Cliology

Clio featuring Calliope

This may be mixing the muses too far but I went to the Sheffield Synthfest over the weekend. It was a big room packed with geeks in referential T-shirts and lots of machines that go beep: heaven (17 that is). One stall, (synthevolution.net) was selling a poster charting all the old synths that I used to get booted out of music shops for messing with. I bought a mug featuring the Arp 2600: the voice of R2-D2. This raised a few thoughts as to the relationship between synthesizers and cliology.

The synth evolution chart’s axes were arranged historically and alphabetically. I wondered what it would look like as a cliogram, that is: as a phylogenetic reconstruction of parameters and emerging technologies. Moreover, what would the gaps in the reconstruction show? What would it have been like if Casio had taken its phase distortion method more seriously rather than packaging it into Christmas presents? Would a cliogram indicate a potential future trajectory of music technology? I don’t know yet.

The evolution of music technology

A seminar by Martin Russ on the use of residuals, reminded me that one of the points of synthesis (although not the point of his talk) was to generate complexity from a limited set of parameters; a huge number of sounds from a small set of knobs and dials; a Mandelbrot set from a vector; an entire biodiversity from a few nucleotides. In a sense, a synthesiser patch is to the sound, as the genome is to the phenome of an organism. It is a simple code that is expressed as a complex entity. Now, resynthesis (which partially was the point of Martin’s talk) involves trying to analyse an original sound and imitate it using but the limitations built into a synth. Resynthesis can be thought of as a lossy CODEC, a code-decode algorithm that doesn’t quite recreate the original pattern but is a close enough approximation in a trade-off between fidelity and the specifying parameters. Essentially then, a synth patch is the DNA of the beeps and whooshes that come out of our loudspeakers.

Slide from Martin Ware’s talk

I’ve employed the term clioanalysis for the systematic examination and encoding of historical dynamics and culture, with a view to sticking these in a database for further processing. I have also used additive and subtractive synthesis as an analogy for model building and hypothesis generation; for transporting biological principles over the Heackelian bridge to inspire a scientific theory of culture.

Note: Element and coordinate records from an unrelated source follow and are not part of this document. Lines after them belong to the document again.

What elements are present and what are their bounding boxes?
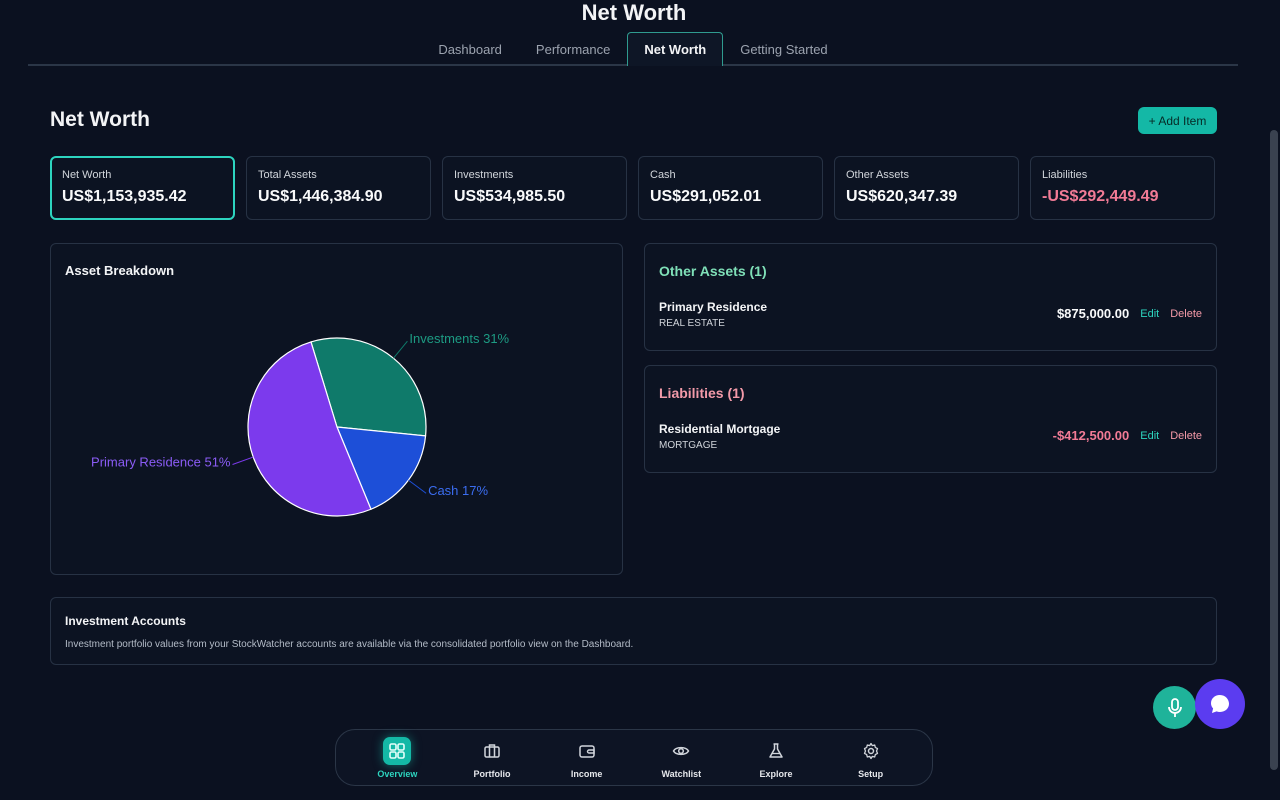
tab-performance[interactable]: Performance [535,42,611,57]
liabilities-panel: Liabilities (1) Residential Mortgage MOR… [644,365,1217,473]
nav-label: Explore [759,768,793,779]
nav-overview[interactable]: Overview [357,736,437,779]
investment-accounts-title: Investment Accounts [65,614,186,628]
nav-label: Setup [858,768,884,779]
card-investments[interactable]: Investments US$534,985.50 [442,156,627,220]
pie-label: Primary Residence 51% [91,454,231,469]
card-value: US$1,153,935.42 [62,188,187,205]
card-label: Total Assets [258,169,317,181]
pie-slice-cash[interactable] [336,426,427,511]
edit-button[interactable]: Edit [1140,307,1160,320]
nav-portfolio[interactable]: Portfolio [452,737,532,779]
nav-label: Watchlist [661,768,702,779]
delete-button[interactable]: Delete [1170,429,1202,442]
bottom-navigation: Overview Portfolio Income [335,729,933,786]
nav-setup[interactable]: Setup [831,737,911,779]
scrollbar-thumb[interactable] [1270,130,1278,770]
tab-dashboard[interactable]: Dashboard [438,42,502,57]
card-label: Cash [650,169,676,181]
voice-button[interactable] [1153,686,1196,729]
card-value: US$620,347.39 [846,188,958,205]
flask-icon [769,742,783,758]
card-label: Liabilities [1042,169,1088,181]
nav-label: Income [570,768,603,779]
liability-item-actions: -$412,500.00 Edit Delete [1053,428,1202,443]
delete-button[interactable]: Delete [1170,307,1202,320]
tab-bar: Dashboard Performance Net Worth Getting … [28,32,1238,66]
microphone-icon [1167,697,1182,717]
briefcase-icon [484,743,500,758]
pie-slice-investments[interactable] [310,337,427,437]
investment-accounts-description: Investment portfolio values from your St… [65,639,634,650]
liability-item-type: MORTGAGE [659,440,718,451]
nav-income[interactable]: Income [547,737,627,779]
chat-button[interactable] [1195,679,1245,729]
card-other-assets[interactable]: Other Assets US$620,347.39 [834,156,1019,220]
pie-label: Cash 17% [428,483,488,498]
nav-explore[interactable]: Explore [736,737,816,779]
card-value: -US$292,449.49 [1042,188,1159,205]
asset-item-amount: $875,000.00 [1056,306,1130,321]
wallet-icon [578,744,595,758]
app-title: Net Worth [581,0,687,25]
other-assets-title: Other Assets (1) [659,263,767,279]
card-total-assets[interactable]: Total Assets US$1,446,384.90 [246,156,431,220]
liabilities-title: Liabilities (1) [659,385,745,401]
asset-item-type: REAL ESTATE [659,318,725,329]
liability-item-amount: -$412,500.00 [1052,428,1130,443]
card-net-worth[interactable]: Net Worth US$1,153,935.42 [50,156,235,220]
pie-leader-line [393,340,408,359]
card-value: US$1,446,384.90 [258,188,383,205]
chat-bubble-icon [1211,695,1229,713]
add-item-button[interactable]: + Add Item [1138,107,1217,134]
asset-item-name: Primary Residence [659,300,768,314]
eye-icon [672,746,690,755]
asset-breakdown-pie-chart: Investments 31% Cash 17% Primary Residence… [91,331,510,517]
liability-item-name: Residential Mortgage [659,422,781,436]
pie-leader-line [408,479,427,494]
card-value: US$291,052.01 [650,188,762,205]
card-value: US$534,985.50 [454,188,566,205]
asset-breakdown-panel: Investments 31% Cash 17% Primary Residence… [50,243,623,575]
card-label: Other Assets [846,169,909,181]
asset-breakdown-title: Asset Breakdown [65,263,175,278]
card-label: Investments [454,169,514,181]
card-liabilities[interactable]: Liabilities -US$292,449.49 [1030,156,1215,220]
investment-accounts-panel: Investment Accounts Investment portfolio… [50,597,1217,665]
grid-icon [389,742,406,759]
summary-cards: Net Worth US$1,153,935.42 Total Assets U… [50,156,1215,220]
nav-label: Portfolio [473,768,511,779]
card-cash[interactable]: Cash US$291,052.01 [638,156,823,220]
edit-button[interactable]: Edit [1140,429,1160,442]
asset-item-actions: $875,000.00 Edit Delete [1057,306,1202,321]
tab-getting-started[interactable]: Getting Started [740,42,828,57]
other-assets-panel: Other Assets (1) Primary Residence REAL … [644,243,1217,351]
nav-watchlist[interactable]: Watchlist [641,737,721,779]
tab-net-worth[interactable]: Net Worth [627,32,724,66]
gear-icon [863,742,878,759]
page-title: Net Worth [50,108,150,131]
pie-label: Investments 31% [409,331,509,346]
card-label: Net Worth [62,169,112,181]
nav-label: Overview [377,768,418,779]
pie-slice-primary-residence[interactable] [247,341,372,517]
pie-leader-line [232,456,254,465]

Up until now, even though I’ve got into the habit of sticking “clio-” in front of just about everything, the idea of cliosynthesis hadn’t dawned upon me. As the idea isn’t immediately objectionable, let’s explore it.

Given the above perspective that analysis is the reduction and encoding of complexity into a few parameters, and synthesis is the reverse, then clioanalysis takes a cultural object and boils it down to an array of traits, or meme as I like to think. This codification of culture, in reducing it to binary, allows us to number crunch it, and spit out tree-like diagrams depicting cultural evolution. Cliosynthesis then would be the opposite process, of taking the code and turning it as some cultural object. This has the air of being a set of processes we are already familiar with, but under different names. Perhaps learning and behaviour might be words used by psychologists.

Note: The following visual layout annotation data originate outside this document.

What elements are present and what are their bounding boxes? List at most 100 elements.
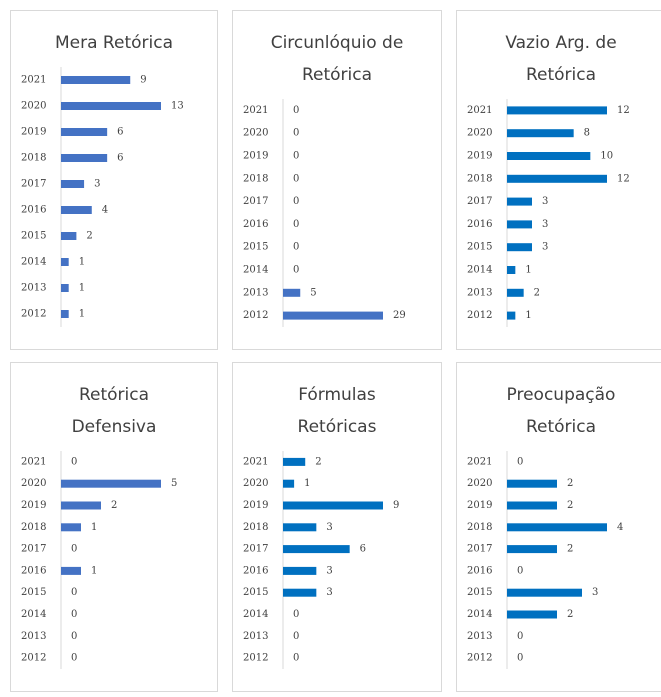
bar [507,243,532,252]
y-tick-label: 2019 [21,127,46,138]
chart-title: Retórica Defensiva [71,385,157,437]
data-label: 2 [567,500,573,511]
data-label: 5 [310,287,316,298]
y-tick-label: 2015 [467,587,492,598]
y-tick-label: 2014 [467,265,492,276]
data-label: 0 [71,544,77,555]
data-label: 0 [293,173,299,184]
data-label: 12 [617,173,630,184]
y-tick-label: 2018 [467,522,492,533]
bar [507,479,557,488]
data-label: 2 [315,456,321,467]
data-label: 1 [525,310,531,321]
bar [61,232,77,240]
y-tick-label: 2015 [243,242,268,253]
chart-panel: Retórica Defensiva 2021 0 2020 5 2019 2 2018 1 2… [10,362,218,692]
data-label: 6 [117,153,123,164]
y-tick-label: 2013 [21,631,46,642]
y-tick-label: 2018 [243,522,268,533]
data-label: 0 [293,151,299,162]
bar [61,76,131,84]
y-tick-label: 2012 [21,653,46,664]
data-label: 0 [517,653,523,664]
y-tick-label: 2015 [467,242,492,253]
chart-panel: Circunlóquio de Retórica 2021 0 2020 0 2019 0… [232,10,442,350]
bar [61,523,81,532]
bar [507,152,591,160]
data-label: 9 [140,75,146,86]
bar [61,566,81,575]
data-label: 0 [293,196,299,207]
bar [507,311,516,320]
y-tick-label: 2020 [467,128,492,139]
data-label: 0 [293,653,299,664]
bar [507,523,607,532]
bar [61,479,161,488]
bar [507,288,524,297]
data-label: 0 [293,631,299,642]
y-tick-label: 2012 [243,310,268,321]
data-label: 2 [86,231,92,242]
y-tick-label: 2012 [243,653,268,664]
y-tick-label: 2017 [243,196,268,207]
data-label: 8 [584,128,590,139]
chart-title: Mera Retórica [55,33,173,53]
y-tick-label: 2021 [243,105,268,116]
data-label: 3 [542,242,548,253]
data-label: 0 [293,105,299,116]
y-tick-label: 2019 [467,500,492,511]
data-label: 4 [102,205,108,216]
y-tick-label: 2019 [243,151,268,162]
y-tick-label: 2018 [467,173,492,184]
data-label: 3 [592,587,598,598]
y-tick-label: 2015 [21,587,46,598]
bar [61,180,85,188]
chart-panel: Mera Retórica 2021 9 2020 13 2019 6 2018 6 2017 3… [10,10,218,350]
data-label: 0 [293,128,299,139]
data-label: 3 [542,219,548,230]
y-tick-label: 2015 [21,231,46,242]
data-label: 6 [117,127,123,138]
data-label: 0 [293,242,299,253]
chart: 2021 2 2020 1 2019 9 2018 3 2017 6 2016 3 2015 3 2014 0… [243,451,399,669]
y-tick-label: 2013 [467,287,492,298]
y-tick-label: 2020 [243,128,268,139]
bar [61,284,69,292]
bar [507,106,607,115]
y-tick-label: 2020 [243,478,268,489]
bar [283,545,350,554]
chart: 2021 0 2020 5 2019 2 2018 1 2017 0 2016 1 2015 0 2014 0… [21,451,177,669]
data-label: 0 [517,631,523,642]
bar [61,154,108,162]
y-tick-label: 2016 [467,565,492,576]
bar [507,220,532,229]
y-tick-label: 2012 [467,310,492,321]
bar [61,258,69,266]
y-tick-label: 2012 [467,653,492,664]
chart: 2021 0 2020 0 2019 0 2018 0 2017 0 2016 0 2015 0 2014 0… [243,99,406,327]
bar [507,545,557,554]
data-label: 0 [71,609,77,620]
data-label: 13 [171,101,184,112]
data-label: 0 [71,653,77,664]
y-tick-label: 2018 [21,522,46,533]
y-tick-label: 2017 [243,544,268,555]
data-label: 29 [393,310,406,321]
data-label: 0 [71,587,77,598]
data-label: 3 [542,196,548,207]
data-label: 1 [79,283,85,294]
y-tick-label: 2017 [467,544,492,555]
bar [283,311,383,320]
data-label: 0 [517,456,523,467]
y-tick-label: 2012 [21,309,46,320]
data-label: 0 [293,219,299,230]
chart-panel: Vazio Arg. de Retórica 2021 12 2020 8 2019 10… [456,10,661,350]
bar [283,588,317,597]
y-tick-label: 2019 [21,500,46,511]
y-tick-label: 2013 [467,631,492,642]
bar [283,457,306,466]
y-tick-label: 2016 [467,219,492,230]
bar [507,266,516,274]
data-label: 3 [326,587,332,598]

But a new word is useful if it gives us a finer grained nuance. The idea of “clioanalysis” started life as reviewing some book (eg Nudge) and waffling on about any point salient to cliology. It has grown up a bit since then, and now it seems to be converging with the phenetic methods I used to draw evolutionary trees of cultural objects. It is showing itself to be an analogue of gene sequencing techniques. Cliosynthesis, on the other hand, seems to be converging with the more radical idea of Recombinant Meme Engineering (RME). This was conjured up as a parallel to genetic modification: the cleaving and splicing of meme fragments in order to create novel cultural forms, (eg. for product development, or corporate strategy.)

Clioanalysis and cliosynthesis are perhaps further examples of words and meanings finding their soul mates. I still like to play with gadgets that go beep, but we should wonder about any box marked up as a cliosynthesiser.